ASUS hasn’t talked pricing yet, which is going to make or break whether this feels like a clever accessory or an indulgent flex. Corsair’s Xeneon Edge sits in a premium niche, and Elgato’s Stream Deck line is not exactly budget gear either, so there’s a decent chance the XG129C lands in “enthusiast toy” territory rather than being an impulse add‑on. On the other hand, ASUS can argue that you’re getting a full secondary monitor plus touch, plus a year of AIDA64 Extreme, plus the ROG styling that matches the rest of its ecosystem, which might be enough to justify a higher price to streamers or creators who live on Twitch and YouTube.
All of this sits alongside another new ASUS display announcement, the ROG Strix OLED XG34WCDMS, a 34-inch QD-OLED gaming monitor with a 3440 x 1440 resolution, 280Hz refresh rate, and coverage of about 99 percent of DCI-P3. That big panel is clearly aimed at high-end PC gamers who want deep blacks, fast response times, and ultrawide immersion, while the XG129C is the little helper that sits beneath it and handles everything else. Put the two together and ASUS is basically selling a “main stage plus control booth” setup, where your primary screen is all about the game and your secondary strip is all about running the show around it.

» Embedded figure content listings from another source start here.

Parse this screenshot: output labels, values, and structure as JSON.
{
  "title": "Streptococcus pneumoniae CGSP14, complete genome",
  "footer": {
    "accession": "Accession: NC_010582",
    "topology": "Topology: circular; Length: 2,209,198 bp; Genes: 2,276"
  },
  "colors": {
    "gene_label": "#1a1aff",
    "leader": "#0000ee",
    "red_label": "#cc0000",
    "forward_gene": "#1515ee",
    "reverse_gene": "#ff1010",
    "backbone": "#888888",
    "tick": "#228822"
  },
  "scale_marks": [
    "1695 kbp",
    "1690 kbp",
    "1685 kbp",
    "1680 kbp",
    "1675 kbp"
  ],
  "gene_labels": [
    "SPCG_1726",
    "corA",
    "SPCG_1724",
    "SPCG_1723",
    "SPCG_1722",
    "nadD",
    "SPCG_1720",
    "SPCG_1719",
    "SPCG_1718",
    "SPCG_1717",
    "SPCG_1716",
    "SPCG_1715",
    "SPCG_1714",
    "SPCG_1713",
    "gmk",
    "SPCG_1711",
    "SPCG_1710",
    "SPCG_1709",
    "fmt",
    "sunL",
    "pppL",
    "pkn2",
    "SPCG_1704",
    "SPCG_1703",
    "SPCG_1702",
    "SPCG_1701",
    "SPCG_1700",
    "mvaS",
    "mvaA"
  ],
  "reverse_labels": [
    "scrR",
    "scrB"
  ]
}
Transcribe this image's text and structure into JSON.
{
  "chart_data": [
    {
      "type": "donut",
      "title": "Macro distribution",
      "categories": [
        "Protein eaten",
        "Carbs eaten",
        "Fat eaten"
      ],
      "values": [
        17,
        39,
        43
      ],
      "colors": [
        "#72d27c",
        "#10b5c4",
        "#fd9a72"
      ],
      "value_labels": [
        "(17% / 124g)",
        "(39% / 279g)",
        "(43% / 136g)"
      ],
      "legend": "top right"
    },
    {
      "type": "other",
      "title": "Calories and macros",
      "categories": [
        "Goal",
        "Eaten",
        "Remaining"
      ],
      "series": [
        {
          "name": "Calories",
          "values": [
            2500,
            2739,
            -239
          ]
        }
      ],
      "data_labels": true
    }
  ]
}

Stepping back, ASUS chasing Elgato and Corsair here says a lot about where desktop setups are heading. A growing chunk of PC users aren’t just gaming; they’re streaming, clipping, editing, and juggling multiple communities at once, and a single big monitor doesn’t cut it anymore. We’ve already seen how much convenience people get from a Stream Deck that automates repetitive actions, or from virtual Stream Deck layouts that keep shortcuts visible on screen, and the XG129C is that same idea applied to visual information instead of buttons. It’s the difference between having a messy pile of tools shoved in a drawer and having a neatly labeled pegboard in front of you.
The catch, of course, is that this is a pretty niche product. If you just want more screen space, a cheap 24-inch secondary monitor will probably give you better value than a 12.3-inch strip with gaming-grade branding. But if you care about maximizing the space directly in front of you, keeping your neck and eyes focused on a single horizontal band, and turning your setup into something that looks like a mini broadcast station, an accessory like the ROG Strix XG129C starts to make a lot more sense. This is for the people who already have ring lights, boom arms, shock-mounted mics, and cable-managed desk setups, and who see their PC as half gaming rig, half studio.
ASUS is clearly betting that more of us are heading in that direction, and it doesn’t want to leave that money on the table for Elgato and Corsair alone. A tiny touchscreen monitor won’t change how your games look, but it might quietly change how your whole setup feels to use, especially if you’re the kind of person who always has too many windows and not enough places to put them. If ASUS can keep the price at least in the same orbit as Corsair’s Xeneon Edge and pair it with solid software support and profiles out of the box, this little sidekick display might end up being the new “how did I live without this?” gadget in a lot of streaming and creator setups.